Segunda menção ao Shai, segunda vez que
enterro a cabeça no armário, segunda vez que acho algo estranho.
Era um papel dobrado. Era dourado, e
brilhava para diabo. Não mostrei o papel para a Jannie, decidi abri-lo mais
tarde. Deixei ele no armário, e coloquei o amuleto (a Jannie ainda o estava
segurando). Quando eu olhei para a pedra, ela também estava brilhando. Não sei
o que me assustou mais, a pedra brilhando ou o que a Jannie disse depois.

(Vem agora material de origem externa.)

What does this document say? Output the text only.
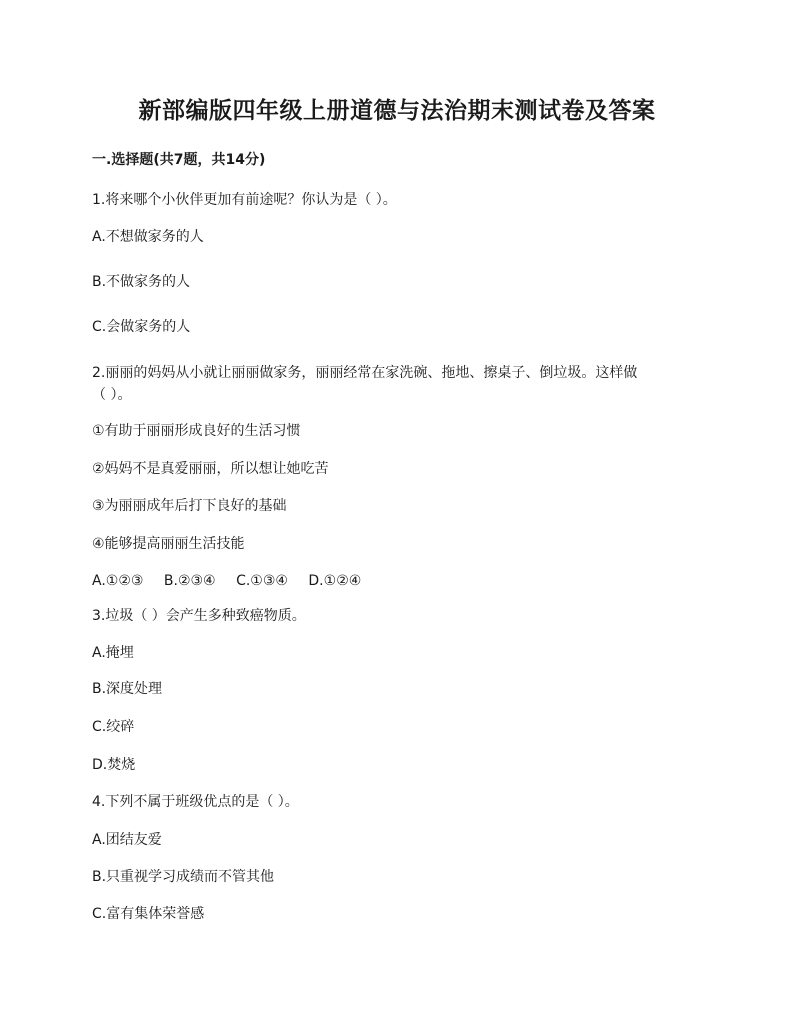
新部编版四年级上册道德与法治期末测试卷及答案
一.选择题(共7题，共14分)
1.将来哪个小伙伴更加有前途呢？你认为是（ ）。
A.不想做家务的人
B.不做家务的人
C.会做家务的人
2.丽丽的妈妈从小就让丽丽做家务，丽丽经常在家洗碗、拖地、擦桌子、倒垃圾。这样做
（ ）。
①有助于丽丽形成良好的生活习惯
②妈妈不是真爱丽丽，所以想让她吃苦
③为丽丽成年后打下良好的基础
④能够提高丽丽生活技能
A.①②③ B.②③④ C.①③④ D.①②④
3.垃圾（ ）会产生多种致癌物质。
A.掩埋
B.深度处理
C.绞碎
D.焚烧
4.下列不属于班级优点的是（ ）。
A.团结友爱
B.只重视学习成绩而不管其他
C.富有集体荣誉感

- Você vai fazer algo hoje à
noite?
- Por enquanto, estou
preocupada com como voltar para casa.
- Ué, por quê?
- Gritei com o Paul hoje.
- Meus pais estão fora da
cidade, então dá pra você se esconder lá. Eu chamei a Sandie também.
- Tá pensando no quê eu to
pensando?
Todos sabem o que rolou agora. É muito
óbvio o que nós duas iríamos gritar. Queríamos evitar, mas não conseguimos.
Gritamos em uníssono.
- Noite das garotas!
Corremos abraçadas até chegarmos ao corredor
em que
cada uma teria que ir para
uma direção. Demos um abraço
mais apertado e saímos
correndo feito doidas para as salas.